Which took under a half hour. Once I have gene expression levels (be they FPKMs or otherwise) I next move into some version of my gene expression QC pipeline, which I won’t repeat here.

step 6. coverage plotting

In my particular project, we have a couple of different research questions, some of which revolve around gene expression (hence Cufflinks or some other tool, above) and others of which will require some custom scripting to look at coverage around particular splice sites and polyadenylation sites. Therefore among other things I want to calculate read depth for a region of interest, which I do here using BEDtools.

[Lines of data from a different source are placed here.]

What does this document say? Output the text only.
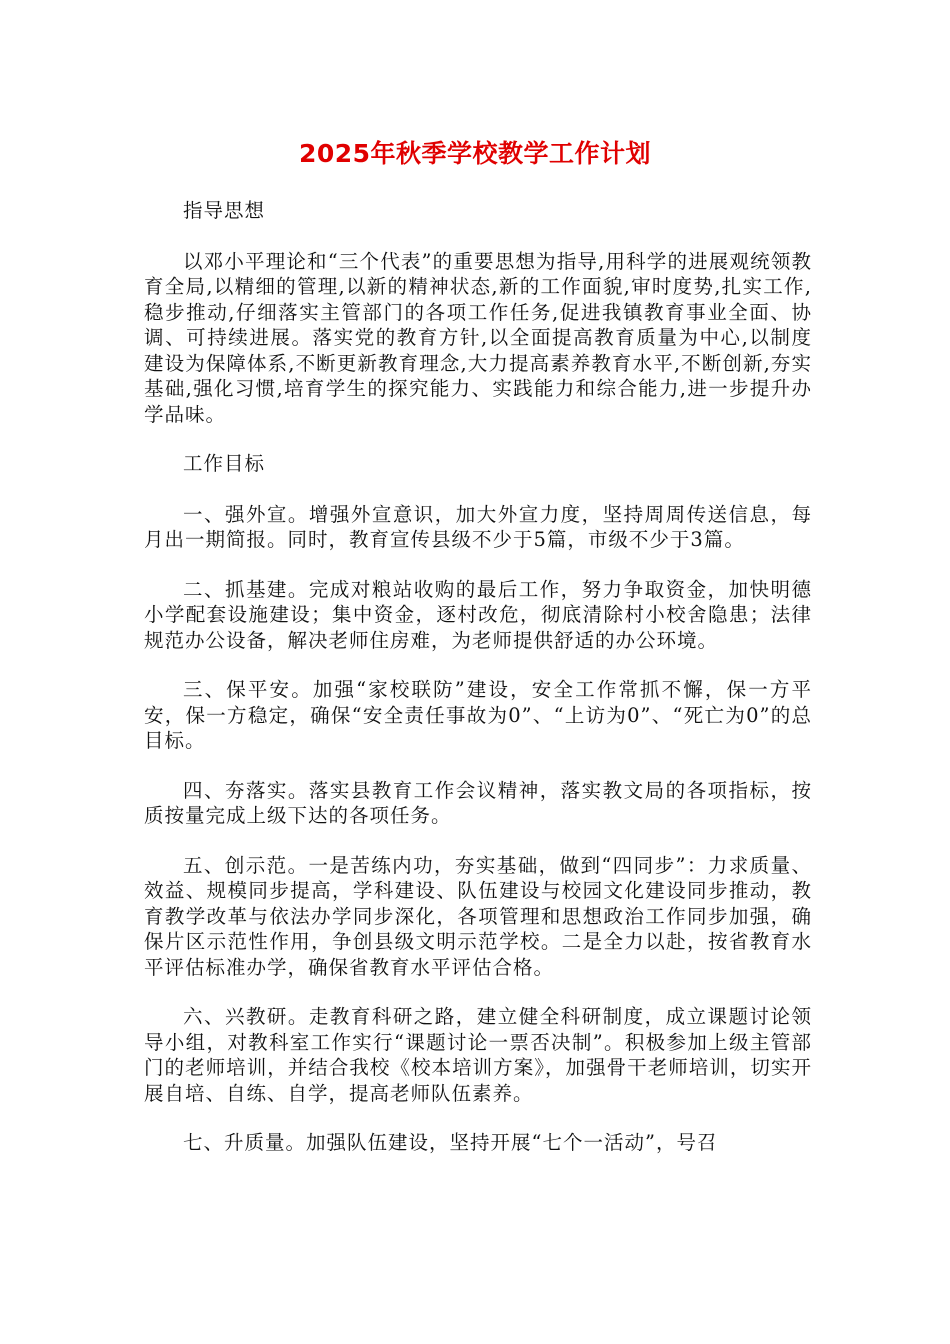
2025年秋季学校教学工作计划

指导思想

以邓小平理论和“三个代表”的重要思想为指导,用科学的进展观统领教育全局,以精细的管理,以新的精神状态,新的工作面貌,审时度势,扎实工作,稳步推动,仔细落实主管部门的各项工作任务,促进我镇教育事业全面、协调、可持续进展。落实党的教育方针,以全面提高教育质量为中心,以制度建设为保障体系,不断更新教育理念,大力提高素养教育水平,不断创新,夯实基础,强化习惯,培育学生的探究能力、实践能力和综合能力,进一步提升办学品味。

工作目标

一、强外宣。增强外宣意识，加大外宣力度，坚持周周传送信息，每月出一期简报。同时，教育宣传县级不少于5篇，市级不少于3篇。

二、抓基建。完成对粮站收购的最后工作，努力争取资金，加快明德小学配套设施建设；集中资金，逐村改危，彻底清除村小校舍隐患；法律规范办公设备，解决老师住房难，为老师提供舒适的办公环境。

三、保平安。加强“家校联防”建设，安全工作常抓不懈，保一方平安，保一方稳定，确保“安全责任事故为0”、“上访为0”、“死亡为0”的总目标。

四、夯落实。落实县教育工作会议精神，落实教文局的各项指标，按质按量完成上级下达的各项任务。

五、创示范。一是苦练内功，夯实基础，做到“四同步”：力求质量、效益、规模同步提高，学科建设、队伍建设与校园文化建设同步推动，教育教学改革与依法办学同步深化，各项管理和思想政治工作同步加强，确保片区示范性作用，争创县级文明示范学校。二是全力以赴，按省教育水平评估标准办学，确保省教育水平评估合格。

六、兴教研。走教育科研之路，建立健全科研制度，成立课题讨论领导小组，对教科室工作实行“课题讨论一票否决制”。积极参加上级主管部门的老师培训，并结合我校《校本培训方案》，加强骨干老师培训，切实开展自培、自练、自学，提高老师队伍素养。

七、升质量。加强队伍建设，坚持开展“七个一活动”，号召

First I need to create a BED file listing the genomic regions I’m interested in. In this case, I want mouse huntingtin (called Hdh or Htt depending on who you ask) as well as the knock-in construct that I added to my reference genome.

cat > htt.bed
5	34761743	34912534
Hdh_Q_ki_construct	0	799
^D

And then I use BEDtools coverageBed:

bamfile=gsnap/1/srtd/test.bam.srtd.bam # first try on my small "test" file
coverageBed -abam $bamfile -b htt.bed -split -d > $bamfile.htt.cov 
# assuming the above test worked ok, then:
for bamfile in *.bam
do
    bsub -m general -q medium -W 02:00 "cd /my/working/dir/; coverageBed -abam $bamfile -b htt.bed -split -d > $bamfile.htt.cov"
done

Each job takes < 1 hour (I set the wall limit to 2h just to be safe.) Note the use of two options here. -d gets base pair depth at every single base of the features of interest. -split is essential for RNA-seq: when a read is split over two exons, -split prevents it from contributing to coverage calculations for the spanned intron.

The coverageBed -d output gives me five columns, which I’ll refer to as (in order): contig, start, stop, relindex, and depth. Each row just describes the depth at one particular base located at contig:(start+relindex), so all the information here can be expressed in just 3 columns (contig, start+relindex, depth). Moreover, I’ve just created 192 coverage files for 192 samples, all in exactly the same format, so I can just combine these into a matrix and save a lot of space. Here’s how:

mkdir ../combined
mkdir ../1col
# create a file to hold just the contig and base columns
cat > ../combined/locations.txt 
contig base
^D
cat test.bam.srtd.bam.htt.cov | awk '{print $1" "$2+$4}' >> ../combined/locations.txt
# now create a 1-column version of all the coverage files
for covfile in *
do
  echo $covfile | awk -F"." '{print $1}' > ../1col/$covfile.1col # add a header row with the sample name (and some extraneous stuff)
  cat $covfile | awk '{print $5}' >> ../1col/$covfile.1col # add just the depth column ($5)
done
# paste them all together
paste ../combined/locations.txt ../1col/* > ../combined/allsamples.cov # paste all the samples together into a matrix
# remove clutterfiles
rm ../1col/*

You can then pull allsamples.cov into R and plot depth vs. base pair position for any sample (or combination of samples).

conclusion

I’m not including any downstream analysis here because I wanted to keep this general. This was just a quick overview of how I’ve been aligning reads and getting coverage and expression levels. I hope it’s useful and I welcome any feedback.